Three stores and almost two hours later we returned home. The dog had quieted down, but started whimpering again as soon as she heard our car doors. She really is not getting used to staying alone :(
We carried several bags of groceries home, put the stuff away and I opened my can of gin long drink. Dog's hair, my husband called it. Recovery drink. I finally started to feel ok after having a few sips of that, and a couple slices of salami and mortadella. The dog got a few snack bites too. I tried to fix her snack bone too, bent over to pick up something from the patio and snapped up cursing enough to make a drunken sailor blush.
I had got a splinter right underneath of my fingernail! It was sticking out a bit, so I imagined it would be easy to just pull it out with tweezers. Husband (“the most accident prone person I have ever known is my own honey”) went for the tweezers and came outside to try to pull the splinter out. He sort of succeeded too. He got part of it out, but damned if our patio is not half rotten or something; half of the splinter stayed underneath of my nail.
“This requires some needle work”, I told husband and he went to get a needle. I poked around with it myself, trying to dig the splinter out. With little success. So I cut the nail as short as I could and poked some more. Finally I had had enough. “I'll just get a knife and cut my finger with it to get that stick!” Husband brought me sharp little kitchen knife. I didn't have to even cut my finger too much, and the splinter came out.
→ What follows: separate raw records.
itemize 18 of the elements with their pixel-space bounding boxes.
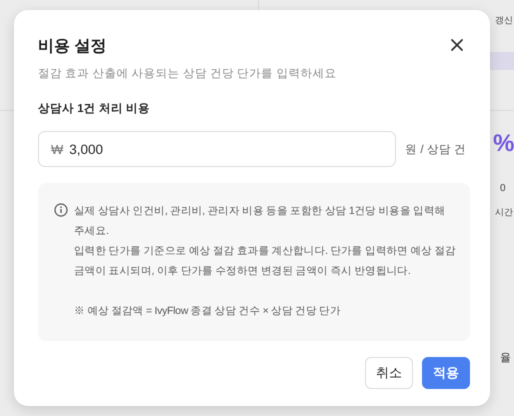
background-text: 0 [500, 183, 506, 194]
close-icon [450, 38, 464, 52]
cancel-button[interactable]: 취소 [365, 357, 413, 389]
info-icon [54, 203, 68, 217]
background-text: 갱신 [495, 14, 513, 27]
currency-symbol: ₩ [51, 142, 64, 156]
unit-label: 원 / 상담 건 [405, 142, 466, 156]
info-text: 실제 상담사 인건비, 관리비, 관리자 비용 등을 포함한 상담 1건당 비용을 입력해 주세요. [74, 204, 446, 239]
close-button[interactable] [448, 36, 466, 54]
apply-button[interactable]: 적용 [422, 357, 470, 389]
background-text: % [493, 130, 514, 158]
dialog-title: 비용 설정 [38, 37, 106, 57]
dialog-subtitle: 절감 효과 산출에 사용되는 상담 건당 단가를 입력하세요 [38, 67, 338, 81]
background-text: 율 [500, 351, 511, 365]
formula-text: ※ 예상 절감액 = IvyFlow 종결 상담 건수 × 상담 건당 단가 [74, 304, 342, 319]
field-label: 상담사 1건 처리 비용 [38, 102, 151, 116]
background-text: 시간 [495, 206, 513, 219]
info-text: 입력한 단가를 기준으로 예상 절감 효과를 계산합니다. 단가를 입력하면 예상 절감 금액이 표시되며, 이후 단가를 수정하면 변경된 금액이 즉시 반영됩니다. [74, 244, 457, 279]
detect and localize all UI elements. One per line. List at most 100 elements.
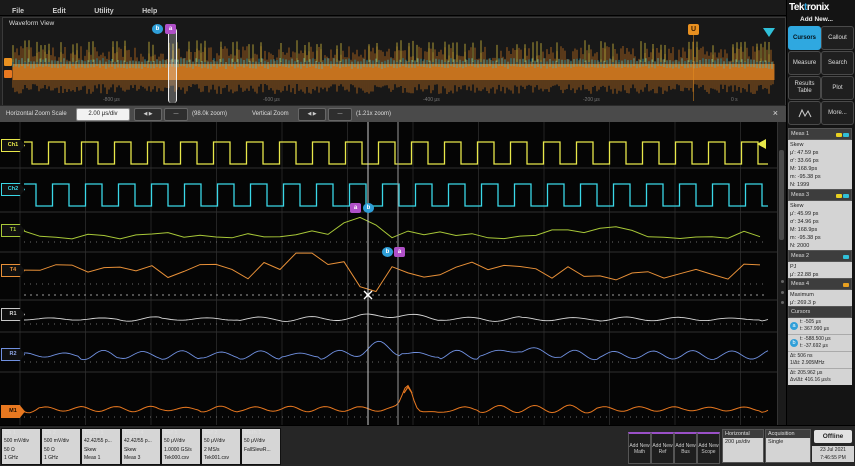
horizontal-zoom-scale-label: Horizontal Zoom Scale	[6, 111, 67, 117]
channel-badge-math1[interactable]: Math 1 50 μV/div FallSlewR...	[241, 428, 281, 465]
cursor-a-readout: a t: -505 μs t: 367.990 μs	[788, 318, 852, 335]
channel-badge-trend4[interactable]: Trend 4 42.42/55 p... Skew Meas 3	[121, 428, 161, 465]
meas-value: Maximum	[790, 292, 814, 298]
zoom-toolbar: Horizontal Zoom Scale 2.00 μs/div ◀ ▶ — …	[0, 105, 786, 123]
cursor-b-handle[interactable]: b	[382, 247, 393, 257]
badge-title: Ch 2	[44, 430, 56, 436]
add-callout-button[interactable]: Callout	[821, 26, 854, 50]
badge-title: Ref 2	[204, 430, 218, 436]
v-zoom-value: (1.21x zoom)	[356, 111, 392, 117]
overview-channel-handle[interactable]	[4, 58, 12, 66]
horizontal-panel[interactable]: Horizontal 200 μs/div	[722, 429, 764, 463]
meas-value: m: -95.38 ps	[790, 174, 821, 180]
menu-bar: File Edit Utility Help	[0, 0, 786, 16]
meas-1-header: Meas 1	[788, 128, 852, 140]
add-new-scope-button[interactable]: Add New Scope	[697, 432, 720, 464]
trigger-level-arrow-icon[interactable]	[757, 139, 766, 149]
zoom-window-needle[interactable]	[168, 28, 177, 103]
cursors-badge[interactable]: Cursors a t: -505 μs t: 367.990 μs b t: -…	[788, 306, 852, 385]
delta-t-readout: Δt: 506 ns 1/Δt: 2.905MHz	[788, 352, 852, 369]
tektronix-logo: Tektronix	[789, 2, 829, 13]
channel-badge-ref1[interactable]: Ref 1 50 μV/div 1.0000 GS/s Tek000.csv	[161, 428, 201, 465]
badge-title: Ch 1	[4, 430, 16, 436]
add-results-table-button[interactable]: Results Table	[788, 76, 821, 100]
meas-value: M: 168.9ps	[790, 166, 818, 172]
meas-4-badge[interactable]: Meas 4 Maximum μ': 269.3 p	[788, 278, 852, 308]
h-zoom-arrows-button[interactable]: ◀ ▶	[134, 108, 162, 121]
v-zoom-arrows-button[interactable]: ◀ ▶	[298, 108, 326, 121]
menu-edit[interactable]: Edit	[41, 6, 78, 15]
overview-time-label: -600 μs	[263, 97, 280, 103]
meas-1-badge[interactable]: Meas 1 Skew μ': 47.59 ps σ': 33.66 ps M:…	[788, 128, 852, 190]
cursor-a-handle[interactable]: a	[350, 203, 361, 213]
badge-title: Trend 1	[84, 430, 104, 436]
main-waveform-view[interactable]	[0, 122, 777, 425]
channel-badge-ch1[interactable]: Ch 1 500 mV/div 50 Ω 1 GHz	[1, 428, 41, 465]
overview-noise-plot	[12, 40, 775, 94]
badge-title: Ref 1	[164, 430, 178, 436]
overview-time-label: -200 μs	[583, 97, 600, 103]
cursors-header: Cursors	[788, 306, 852, 318]
cursor-b-overview-handle[interactable]: b	[152, 24, 163, 34]
waveform-plot	[0, 122, 777, 425]
plot-icon	[798, 108, 811, 118]
overview-time-label: -400 μs	[423, 97, 440, 103]
acquisition-panel[interactable]: Acquisition Single	[765, 429, 811, 463]
add-new-math-button[interactable]: Add New Math	[628, 432, 651, 464]
overview-time-label: -800 μs	[103, 97, 120, 103]
meas-2-header: Meas 2	[788, 250, 852, 262]
meas-value: μ': 45.99 ps	[790, 211, 819, 217]
horizontal-value: 200 μs/div	[723, 438, 763, 462]
add-new-bus-button[interactable]: Add New Bus	[674, 432, 697, 464]
scrollbar-thumb[interactable]	[779, 150, 784, 240]
add-measure-button[interactable]: Measure	[788, 51, 821, 75]
close-zoom-icon[interactable]: ×	[773, 108, 778, 118]
meas-3-header: Meas 3	[788, 189, 852, 201]
menu-utility[interactable]: Utility	[82, 6, 125, 15]
add-eye-diagram-button[interactable]	[788, 101, 821, 125]
acquisition-title: Acquisition	[766, 430, 810, 438]
meas-value: σ': 34.96 ps	[790, 219, 819, 225]
overview-channel-handle[interactable]	[4, 70, 12, 78]
badge-title: Math 1	[244, 430, 262, 436]
sidebar-splitter-handle[interactable]	[781, 280, 785, 304]
cursor-a-overview-handle[interactable]: a	[165, 24, 176, 34]
source-chip-ch2	[843, 194, 849, 198]
meas-2-badge[interactable]: Meas 2 PJ μ': 22.88 ps	[788, 250, 852, 280]
waveform-overview[interactable]: Waveform View -800 μs -600 μs -400 μs -2…	[2, 17, 786, 106]
channel-badge-trend1[interactable]: Trend 1 42.42/55 p... Skew Meas 1	[81, 428, 121, 465]
acquisition-value: Single	[766, 438, 810, 462]
add-new-ref-button[interactable]: Add New Ref	[651, 432, 674, 464]
meas-4-header: Meas 4	[788, 278, 852, 290]
trigger-position-line	[693, 35, 694, 101]
menu-help[interactable]: Help	[130, 6, 169, 15]
meas-value: m: -95.38 ps	[790, 235, 821, 241]
add-cursors-button[interactable]: Cursors	[788, 26, 821, 50]
vertical-zoom-label: Vertical Zoom	[252, 111, 289, 117]
channel-badge-ref2[interactable]: Ref 2 50 μV/div 2 MS/s Tek001.csv	[201, 428, 241, 465]
add-search-button[interactable]: Search	[821, 51, 854, 75]
meas-value: N: 1999	[790, 182, 810, 188]
meas-3-badge[interactable]: Meas 3 Skew μ': 45.99 ps σ': 34.96 ps M:…	[788, 189, 852, 251]
source-chip-ch2	[843, 255, 849, 259]
v-zoom-minus-button[interactable]: —	[328, 108, 352, 121]
offline-button[interactable]: Offline	[814, 430, 852, 443]
menu-file[interactable]: File	[0, 6, 36, 15]
horizontal-title: Horizontal	[723, 430, 763, 438]
cursor-b-icon: b	[790, 339, 798, 347]
add-new-label: Add New...	[800, 16, 833, 23]
trigger-position-flag[interactable]: U	[688, 24, 699, 35]
meas-value: PJ	[790, 264, 797, 270]
overview-title: Waveform View	[9, 20, 55, 27]
source-chip-math1	[843, 283, 849, 287]
more-button[interactable]: More...	[821, 101, 854, 125]
source-chip-ch2	[843, 133, 849, 137]
add-plot-button[interactable]: Plot	[821, 76, 854, 100]
datetime-display[interactable]: 23 Jul 2021 7:46:55 PM	[812, 446, 854, 462]
cursor-a-handle[interactable]: a	[394, 247, 405, 257]
cursor-b-handle[interactable]: b	[363, 203, 374, 213]
cursor-b-readout: b t: -588.500 μs t: -37.692 μs	[788, 335, 852, 352]
h-zoom-minus-button[interactable]: —	[164, 108, 188, 121]
horizontal-zoom-scale-input[interactable]: 2.00 μs/div	[76, 108, 130, 121]
channel-badge-ch2[interactable]: Ch 2 500 mV/div 50 Ω 1 GHz	[41, 428, 81, 465]
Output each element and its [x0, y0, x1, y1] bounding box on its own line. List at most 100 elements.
“You know, this wasn't the first time I did that. Back when I was a kid I always carried my knife at the summer place, as I roamed around carving stuff. Of course I would also get splinters and then I'd just dig them out with the knife for that was my only option. I may be accident prone but at least I deal with the stuff without panicking and screaming and all that girly shit.”
Splinter issue solved we started to fix dinner. I cleaned out 22 minnows and husband then grilled them. I'm used to dealing with fish even if I'm not really interested in fishing. Back at that same summer place my dad used to catch like tons of minnows with nets and nobody even asked if I wanted to participate in the cleaning of them. Everybody did.
After our excellent dinner of crispy grilled minnows and sweet onions and tomato and mozzarella salad we went for a longish walk with the dog. She was running free in the fields, but obviously a bit tired already. We walked to say hi to some horses at Haltiala farm and then back home. It was a lovely mellow warm evening, and the world seemed just about perfect, all my worries miles away.